In cases where I enabled the profiling code “too early” I saw the following output.

# An unexpected error has been detected by Java Runtime Environment:
#  Internal Error (53484152454432554E54494D450E435050020F), pid=17576, tid=15156
# Java VM: Java HotSpot(TM) Client VM (1.6.0-b105 mixed mode)
# An error report file with more information is saved as hs_err_pid17576.log
# If you would like to submit a bug report, please visit:

Which was just as unhelpful in the log file:

---------------  T H R E A D  ---------------

Current thread (0x003b7000):  JavaThread "Unknown thread" [_thread_in_Java, id=15156]

Stack: [0x008c0000,0x00910000)
[error occurred during error reporting, step 110, id 0xe0000000]

Alternatively, in cases where I enabled the profiling code but failed to stop the allocation recursion I hit the following error:

FATAL ERROR in native method: processing of -javaagent failed

When running in a debugger I could see that this was caused by a StackOverflowError.

Synchronous mode

My first working implementation was to make the profiling method synchronous and have a static boolean variable which indicated whether a profiling call was in progress and hence whether further allocations should be recorded.
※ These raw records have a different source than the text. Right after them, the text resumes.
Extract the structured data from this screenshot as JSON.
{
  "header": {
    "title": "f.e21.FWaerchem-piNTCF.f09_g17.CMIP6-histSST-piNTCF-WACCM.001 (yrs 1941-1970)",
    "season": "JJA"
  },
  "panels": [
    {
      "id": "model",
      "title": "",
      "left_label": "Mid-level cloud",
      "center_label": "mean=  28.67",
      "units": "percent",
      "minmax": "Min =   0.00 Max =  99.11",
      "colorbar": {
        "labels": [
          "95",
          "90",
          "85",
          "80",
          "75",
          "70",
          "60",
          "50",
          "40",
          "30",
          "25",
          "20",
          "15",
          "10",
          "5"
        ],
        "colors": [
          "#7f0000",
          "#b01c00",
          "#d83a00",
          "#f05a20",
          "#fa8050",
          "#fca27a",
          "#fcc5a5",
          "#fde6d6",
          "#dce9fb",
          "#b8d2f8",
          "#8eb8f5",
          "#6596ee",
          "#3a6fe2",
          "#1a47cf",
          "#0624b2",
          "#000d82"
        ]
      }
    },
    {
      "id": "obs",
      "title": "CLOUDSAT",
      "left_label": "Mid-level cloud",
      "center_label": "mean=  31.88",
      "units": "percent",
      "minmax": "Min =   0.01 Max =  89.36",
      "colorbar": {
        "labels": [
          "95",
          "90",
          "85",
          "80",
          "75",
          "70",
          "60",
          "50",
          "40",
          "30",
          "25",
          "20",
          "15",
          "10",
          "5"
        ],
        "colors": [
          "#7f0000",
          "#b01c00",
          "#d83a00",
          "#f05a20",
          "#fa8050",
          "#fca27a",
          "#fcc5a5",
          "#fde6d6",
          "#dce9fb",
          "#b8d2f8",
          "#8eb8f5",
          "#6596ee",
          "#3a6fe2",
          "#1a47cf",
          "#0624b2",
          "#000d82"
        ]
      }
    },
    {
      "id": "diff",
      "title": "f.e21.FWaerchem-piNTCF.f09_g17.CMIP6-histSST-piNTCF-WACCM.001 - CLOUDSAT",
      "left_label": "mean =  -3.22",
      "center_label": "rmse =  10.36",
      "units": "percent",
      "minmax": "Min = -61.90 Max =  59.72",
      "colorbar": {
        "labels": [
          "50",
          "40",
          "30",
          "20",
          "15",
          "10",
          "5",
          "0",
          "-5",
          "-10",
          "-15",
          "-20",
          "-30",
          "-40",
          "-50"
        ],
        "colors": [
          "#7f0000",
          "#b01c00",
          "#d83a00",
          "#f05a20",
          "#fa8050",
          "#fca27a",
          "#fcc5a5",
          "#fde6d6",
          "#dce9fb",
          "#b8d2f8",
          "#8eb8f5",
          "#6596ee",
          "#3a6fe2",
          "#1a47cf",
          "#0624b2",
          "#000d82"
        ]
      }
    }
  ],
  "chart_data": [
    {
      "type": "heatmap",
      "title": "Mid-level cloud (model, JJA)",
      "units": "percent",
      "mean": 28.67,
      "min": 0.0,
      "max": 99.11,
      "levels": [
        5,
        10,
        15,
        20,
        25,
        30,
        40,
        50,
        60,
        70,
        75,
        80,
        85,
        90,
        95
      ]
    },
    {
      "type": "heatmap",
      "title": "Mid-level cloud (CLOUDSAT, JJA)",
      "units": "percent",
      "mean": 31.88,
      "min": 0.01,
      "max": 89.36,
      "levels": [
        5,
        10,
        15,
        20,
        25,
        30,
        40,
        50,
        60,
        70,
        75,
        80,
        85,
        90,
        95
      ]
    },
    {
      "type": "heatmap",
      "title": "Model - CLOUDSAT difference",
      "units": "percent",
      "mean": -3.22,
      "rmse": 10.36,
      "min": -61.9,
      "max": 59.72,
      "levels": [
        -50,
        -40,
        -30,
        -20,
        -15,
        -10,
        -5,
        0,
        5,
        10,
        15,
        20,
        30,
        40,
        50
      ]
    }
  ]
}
I initially tried to use a ThreadLocal variable to remove the need for synchronization but this turned out to be unsuitable as calling get() on a ThreadLocal can cause an object to be allocated and I needed to be able to detect whether the current allocation should be recorded without causing any further allocations.


I managed to remove the synchronization by making using of the UncaughtExceptionHandler field which every thread has. My profiling method relies on setting the UncaughtExceptionHandler as a marker that any further allocations by this thread should not be recorded until the UncaughtExceptionHandler is restored.

The only case in which this would cause a problem is if one of the allocated objects relied on setting the UncaughtExceptionHandler as this update would be lost when this method returned and restored the previous handler. Thankfully, none of the objects currently used by my ProfilerDataCollector class rely on setting the UncaughtExceptionHandler.